Masalah kemudian timbul. Klimaks dari novel ini adalah
ketika Flora hilang. Ia diculik untuk mempertanggungjawabkan tulisannya, karena
ada pihak yang merasa bahwa "Negeri Neri" sebenarnya bukan merupakan
karya fiksi, namun ada unsur pencemaran nama baik. Semua merasa kehilangan,
hingga suatu hari salah satu dari penculiknya menyerahkan diri.
Sampai di halaman 254, jantung saya berdebar lebih cepat.
Saya memang begitu, menikmati setiap kata yang saya baca, sehingga seolah-olah
saya benar-benar berada di dalamnya. Dikisahkan, pelaku penculikan mengakui
bahwa ia menculik dan menghilangkan nyawa Flora.
"Saya taruh dia
di dekat sungai yang banyak buayanya. Saya tunggu dari jauh sampai saya lihat
seekor buaya memakannya." akunya, saat ditanya bagaimana caranya membunuh Flora.

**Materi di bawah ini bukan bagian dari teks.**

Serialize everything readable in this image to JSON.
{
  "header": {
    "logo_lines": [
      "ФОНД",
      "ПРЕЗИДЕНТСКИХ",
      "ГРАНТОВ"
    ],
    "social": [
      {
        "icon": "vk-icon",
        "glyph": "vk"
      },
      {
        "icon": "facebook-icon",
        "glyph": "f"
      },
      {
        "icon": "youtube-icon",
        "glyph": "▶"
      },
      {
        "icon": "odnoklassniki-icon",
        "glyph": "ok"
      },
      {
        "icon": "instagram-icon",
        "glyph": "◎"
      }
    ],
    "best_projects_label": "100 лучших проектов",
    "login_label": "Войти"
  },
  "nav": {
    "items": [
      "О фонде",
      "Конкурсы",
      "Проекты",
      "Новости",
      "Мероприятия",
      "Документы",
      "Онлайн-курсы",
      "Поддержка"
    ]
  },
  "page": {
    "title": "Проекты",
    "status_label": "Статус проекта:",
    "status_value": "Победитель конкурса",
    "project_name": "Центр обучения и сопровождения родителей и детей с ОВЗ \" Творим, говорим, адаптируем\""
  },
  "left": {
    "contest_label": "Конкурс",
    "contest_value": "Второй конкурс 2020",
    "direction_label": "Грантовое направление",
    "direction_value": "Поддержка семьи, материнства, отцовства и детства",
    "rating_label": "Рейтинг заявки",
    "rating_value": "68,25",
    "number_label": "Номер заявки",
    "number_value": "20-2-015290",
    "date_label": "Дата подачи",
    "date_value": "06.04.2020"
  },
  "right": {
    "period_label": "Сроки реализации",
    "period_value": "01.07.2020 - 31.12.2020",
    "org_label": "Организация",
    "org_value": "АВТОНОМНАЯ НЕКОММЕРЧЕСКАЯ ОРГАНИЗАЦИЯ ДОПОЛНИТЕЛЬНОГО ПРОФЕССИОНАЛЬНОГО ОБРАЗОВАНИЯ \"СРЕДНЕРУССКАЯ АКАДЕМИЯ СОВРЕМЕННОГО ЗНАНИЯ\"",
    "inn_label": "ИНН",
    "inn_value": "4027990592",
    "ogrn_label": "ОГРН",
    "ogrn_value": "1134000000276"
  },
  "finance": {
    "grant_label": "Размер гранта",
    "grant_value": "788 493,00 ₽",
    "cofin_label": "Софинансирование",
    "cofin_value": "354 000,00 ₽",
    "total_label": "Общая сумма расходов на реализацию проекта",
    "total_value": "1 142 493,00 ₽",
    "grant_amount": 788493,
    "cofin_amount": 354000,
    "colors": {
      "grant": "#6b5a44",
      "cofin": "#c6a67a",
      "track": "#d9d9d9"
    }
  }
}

Duh, disitu saya sempat kecewa. Koq, tokoh Flora dibuat
meninggal sih? Tapi ternyata kisah novel ini belum berakhir. Masih banyak
keterkejutan-keterkejutan yang dibuat oleh penulis, hingga saya meyakini bahwa
penulis merupakan orang yang jenius karena berhasil membuat cerita berputar-putar, sambung-menyambung, namun sama sekali tidak terkesan dipaksakan.
Ada beberapa tokoh penting dalam novel ini;
1. Mala. Gadis cilik penyambung lidah Ibu Bunga. Tanpanya,
Ibu Bunga tak akan bisa menguak tabir ketidakadilan yang menimpa dirinya.
2. Ibu Bunga. Darinya, awal cerita yang rumit ini bermula.
3. Flora. Ia menjadi jembatan yang menghubungkan dongeng
dengan kenyataan, melalui tulisan.
4. Elin. Dirinya lah, muara semua kisah.
5. Aria. Laki-laki ingkar. Darinya kita bisa mengambil
pelajaran, bahwa laki-laki akan mengeluarkan seluruh daya upaya untuk
mendapatkan apa yang ia inginkan. Namun setelah impian didapatkan, dirinya tak lagi
penasaran, ia akan lupa dengan apa yang pernah dijanjikan.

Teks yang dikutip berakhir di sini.